Particularly desirable as a building material were the limestone-like limescale accretions from the inside of the aqueduct. In the course of operation of the aqueduct, many sections had a layer as thick as 20 cm. The material had a consistency similar to brown marble and was easily removable from the aqueduct. Upon polishing, it showed veins, and it could also be used like a stone board when cut flat. This artificial stone found use throughout the Rhineland and was very popular for columns, window frames, and even altars. Use of "Eifel marble" can be seen as far east as Paderborn and Hildesheim, where it was used in the cathedrals. Roskilde Cathedral in Denmark is the northernmost location of its use, where several gravestones are made of it.

Medieval legend held that the aqueduct was an underground passage from Trier to Cologne. According to the legend, the Devil had bet the architect of the Cologne Cathedral that he could build this tunnel faster than the cathedral could be erected. The architect took the bet and drove the men to work with great haste. One day, the construction workers broke into the aqueduct, where flowing water could be seen. The Devil's giggling is said to have driven the architect to suicide by jumping from the half-finished cathedral tower. Supposedly, the architect's death (and not the lack of funds) was the cause of the centuries-long delay in the completion of the construction.

A few medieval writings on the aqueduct lost sight completely of the original purpose of the construction. Some say that it carried not water, but wine to the city, for example, the Gesta Treverorum written from the 12th century, and the Hymn to Saint Anno of the 11th century.

==Tourism==

The hiking trail along the Eifel aqueduct is marked with a distinctive logo.

The Römerkanal-Wanderweg ("Roman canal hiking trail") runs for approximately 100 km along the aqueduct's path from Nettersheim all the way to Cologne. Public transport links are good, allowing the trail to be walked in various stages. It may also be used as a bike trail. There are approximately 75 information stations along the way, providing an excellent view of the aqueduct.

==Legacy==
Archaeological research on the Eifel aqueduct started in the 19th century. C.A. Eick was the discoverer of the farthest source from Cologne at Grüner Pütz near Nettersheim (in 1867). Systematic study of the aqueduct was carried out from 1940 to 1970 by Waldemar Haberey (de).
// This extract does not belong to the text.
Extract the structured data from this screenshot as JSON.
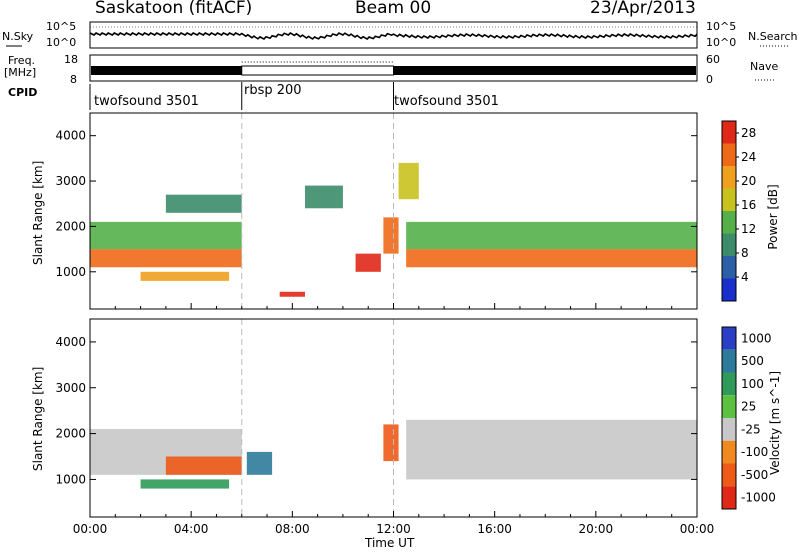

His 1971 book is still a suitable guide along the course of the construction. In 1980, archaeologist Klaus Grewe (de) completely mapped out the location line and added it to the official German topographic map. His Atlas der römischen Wasserleitungen nach Köln (Atlas of Roman Aqueducts to Cologne, 1986) is a standard work for researchers in Roman architecture.

The Eifel aqueduct is a very important and valuable archaeological site, particularly for the study of Roman surveying, organizational ability, and engineering know-how. It is also a poignant symbol for the loss of technical knowledge during the decline of civilisations that between the Middle Ages and more recent times, no better use was found for the aqueduct than as a stone quarry. The Roman level of technology in this area was not equalled until the 19th and 20th centuries.